Identifier ce qu’on veut réellement. «Bien cerner notre inconfort, nos besoins, nos valeurs et évaluer si on demeure en cohérence avec tout ça en disant oui. L’exemple classique: nos valeurs familiales sont très importantes, mais on accepte plein de projets ou de charges supplémentaires, illustre la psychologue. En s’éloignant de qui on est, on perd énormément de motivation.»
Clarifier son message. «Est-ce que je sens qu’on m’envahit? Si on veut communiquer qu’on a besoin de son espace, de se faire respecter, le fait d’y réfléchir en amont va permettre d’être moins aux prises avec la charge émotionnelle et d’y voir plus clair», ajoute-t-elle.
Trouver des phrases clés. «C’est une manière de se sécuriser, dit Marie-Eve Poirier. Par exemple: « J’apprécie que tu penses à moi, mais ce n’est pas réaliste, ou c’est impossible pour moi en ce moment. J’aurais voulu t’aider, mais je me dois de refuser. » Ce sont des phrases franches et respectueuses de soi et de l’autre.»
S’assumer. «Ça dépend des situations, mais en général, on n’a pas à justifier ou expliquer les raisons de son refus, poursuit la thérapeute en relation d’aide. On a le droit d’affirmer son choix sans hésitation, et de cela, il faut s’en convaincre. Tout comme on a le droit de répéter ses limites et de dire qu’on doit mettre un terme à la conversation, au besoin.»

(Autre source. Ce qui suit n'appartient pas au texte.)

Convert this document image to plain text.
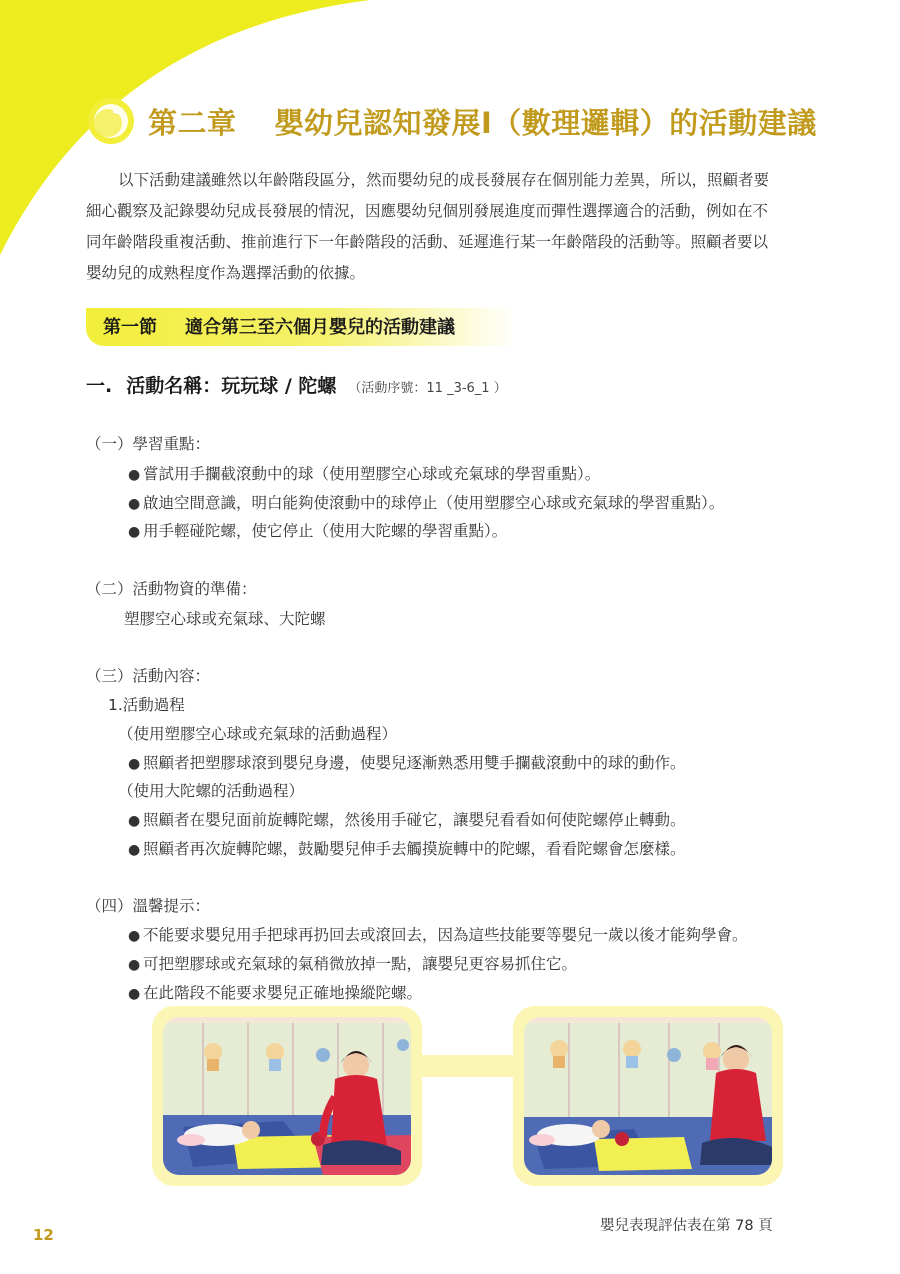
第二章 嬰幼兒認知發展I（數理邏輯）的活動建議
以下活動建議雖然以年齡階段區分，然而嬰幼兒的成長發展存在個別能力差異，所以，照顧者要
細心觀察及記錄嬰幼兒成長發展的情況，因應嬰幼兒個別發展進度而彈性選擇適合的活動，例如在不
同年齡階段重複活動、推前進行下一年齡階段的活動、延遲進行某一年齡階段的活動等。照顧者要以
嬰幼兒的成熟程度作為選擇活動的依據。
第一節 適合第三至六個月嬰兒的活動建議
一. 活動名稱：玩玩球 / 陀螺 （活動序號：11 _3-6_1 ）
（一）學習重點：
● 嘗試用手攔截滾動中的球（使用塑膠空心球或充氣球的學習重點）。
● 啟迪空間意識，明白能夠使滾動中的球停止（使用塑膠空心球或充氣球的學習重點）。
● 用手輕碰陀螺，使它停止（使用大陀螺的學習重點）。
（二）活動物資的準備：
塑膠空心球或充氣球、大陀螺
（三）活動內容：
1.活動過程
（使用塑膠空心球或充氣球的活動過程）
● 照顧者把塑膠球滾到嬰兒身邊，使嬰兒逐漸熟悉用雙手攔截滾動中的球的動作。
（使用大陀螺的活動過程）
● 照顧者在嬰兒面前旋轉陀螺，然後用手碰它，讓嬰兒看看如何使陀螺停止轉動。
● 照顧者再次旋轉陀螺，鼓勵嬰兒伸手去觸摸旋轉中的陀螺，看看陀螺會怎麼樣。
（四）溫馨提示：
● 不能要求嬰兒用手把球再扔回去或滾回去，因為這些技能要等嬰兒一歲以後才能夠學會。
● 可把塑膠球或充氣球的氣稍微放掉一點，讓嬰兒更容易抓住它。
● 在此階段不能要求嬰兒正確地操縱陀螺。
嬰兒表現評估表在第 78 頁
12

Faire preuve de fermeté, et aussi de bienveillance. Prenons un enfant qui demande (encore) qu’on lui prête de l’argent. «Notre besoin est de dire qu’on n’a pas le budget pour ça, mais qu’on veut préserver notre relation. On peut lui dire: « J’aimerais beaucoup t’aider, mais je n’en ai pas les moyens en ce moment. » Ça montre qu’on est attentif, qu’on l’entend. On peut aussi ouvrir sur une autre possibilité : « Est-ce que je pourrais t’être utile autrement ? » Et si notre interlocuteur entre dans un discours culpabilisant, ce qui nous met à risque de flancher, on lui dit que la conversation tourne en rond et qu’on la reprendra à un autre moment », suggère Geneviève Beaulieu-Pelletier.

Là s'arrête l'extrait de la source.